纳米颗粒通过克服传统药物传递系统的局限性，正在彻底改变癌症治疗。传统药物传递系统由于非特异性靶向和溶解度差，通常会导致显著的副作用和降低治疗效果。传统的化疗药物会损害健康组织，特别是那些快速分裂的细胞，需要较低的药物剂量，导致令人失望的存活率。为了解决这些问题，纳米颗粒利用了增强的渗透性和滞留性（EPR）效应，从而改善了药物在肿瘤组织中的积累。工程纳米颗粒可以通过结合配体选择性地结合靶细胞和肿瘤血管上的受体来设计特定的靶向。此外，刺激响应纳米平台代表了一种创新的方法；这些平台在正常条件下保持无活性，但在肿瘤环境中被激活，以受控的方式释放其治疗有效载荷。这种有针对性的策略不仅提高了治疗效果，而且最大限度地减少了对健康细胞的暴露。研究人员正专注于用生物配体修饰纳米颗粒表面，这被称为主动靶向，它可以提高吸收，并促进与癌细胞上特定受体的更强附着。
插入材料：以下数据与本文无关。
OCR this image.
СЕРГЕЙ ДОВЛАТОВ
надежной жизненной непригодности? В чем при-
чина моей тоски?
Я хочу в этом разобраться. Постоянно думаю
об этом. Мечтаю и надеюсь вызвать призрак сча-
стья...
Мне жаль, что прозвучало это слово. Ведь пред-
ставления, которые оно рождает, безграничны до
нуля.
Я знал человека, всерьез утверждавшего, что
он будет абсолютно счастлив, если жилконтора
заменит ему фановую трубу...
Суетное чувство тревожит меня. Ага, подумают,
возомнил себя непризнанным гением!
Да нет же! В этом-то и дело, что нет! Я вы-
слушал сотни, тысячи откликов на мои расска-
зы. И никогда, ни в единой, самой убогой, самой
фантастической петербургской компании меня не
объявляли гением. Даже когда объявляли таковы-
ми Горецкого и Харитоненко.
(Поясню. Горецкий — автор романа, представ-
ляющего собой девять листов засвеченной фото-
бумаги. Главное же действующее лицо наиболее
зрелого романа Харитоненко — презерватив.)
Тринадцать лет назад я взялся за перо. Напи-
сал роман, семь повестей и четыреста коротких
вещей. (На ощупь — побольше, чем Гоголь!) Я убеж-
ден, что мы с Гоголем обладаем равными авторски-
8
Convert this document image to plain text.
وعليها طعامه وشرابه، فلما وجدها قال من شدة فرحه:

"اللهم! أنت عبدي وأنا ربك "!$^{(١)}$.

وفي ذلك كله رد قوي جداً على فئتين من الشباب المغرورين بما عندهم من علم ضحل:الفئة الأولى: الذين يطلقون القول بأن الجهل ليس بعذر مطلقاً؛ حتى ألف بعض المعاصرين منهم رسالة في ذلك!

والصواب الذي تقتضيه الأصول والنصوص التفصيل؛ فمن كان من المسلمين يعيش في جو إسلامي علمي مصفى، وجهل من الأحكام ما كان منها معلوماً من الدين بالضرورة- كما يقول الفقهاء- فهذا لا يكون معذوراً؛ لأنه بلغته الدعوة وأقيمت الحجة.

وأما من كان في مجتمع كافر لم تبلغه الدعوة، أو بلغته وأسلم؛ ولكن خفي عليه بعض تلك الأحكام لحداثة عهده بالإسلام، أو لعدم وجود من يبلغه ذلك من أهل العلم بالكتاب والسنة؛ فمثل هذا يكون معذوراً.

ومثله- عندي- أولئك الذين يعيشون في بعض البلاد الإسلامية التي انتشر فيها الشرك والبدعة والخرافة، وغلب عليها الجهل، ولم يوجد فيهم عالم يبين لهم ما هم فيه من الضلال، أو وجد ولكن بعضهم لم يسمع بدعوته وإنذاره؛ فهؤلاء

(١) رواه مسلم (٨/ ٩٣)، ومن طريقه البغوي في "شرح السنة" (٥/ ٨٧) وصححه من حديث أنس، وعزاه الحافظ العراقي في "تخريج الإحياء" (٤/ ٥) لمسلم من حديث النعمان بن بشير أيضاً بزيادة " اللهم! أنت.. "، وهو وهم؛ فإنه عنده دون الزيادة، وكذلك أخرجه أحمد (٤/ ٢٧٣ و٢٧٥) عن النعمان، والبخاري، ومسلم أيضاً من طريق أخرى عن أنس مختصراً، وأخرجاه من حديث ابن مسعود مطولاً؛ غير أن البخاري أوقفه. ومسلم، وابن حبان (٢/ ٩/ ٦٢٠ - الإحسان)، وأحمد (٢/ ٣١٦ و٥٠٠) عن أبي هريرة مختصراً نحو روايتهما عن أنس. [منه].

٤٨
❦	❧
通过专注于恶性肿瘤的独特特征，纳米医学为治疗实体肿瘤提供了一种更有效的方法，并降低了产生耐药克隆癌细胞群体的风险。总的来说，纳米技术提供了选择性靶向恶性细胞的潜力，增强了药物的传递和吸收，同时最大限度地减少了对健康组织的伤害。本文探讨了纳米粒子靶向的原理、与癌细胞的相互作用以及药物释放机制，强调了纳米技术在推进癌症治疗方面的变革潜力。

本文章由计算机程序翻译，如有差异，请以英文原文为准。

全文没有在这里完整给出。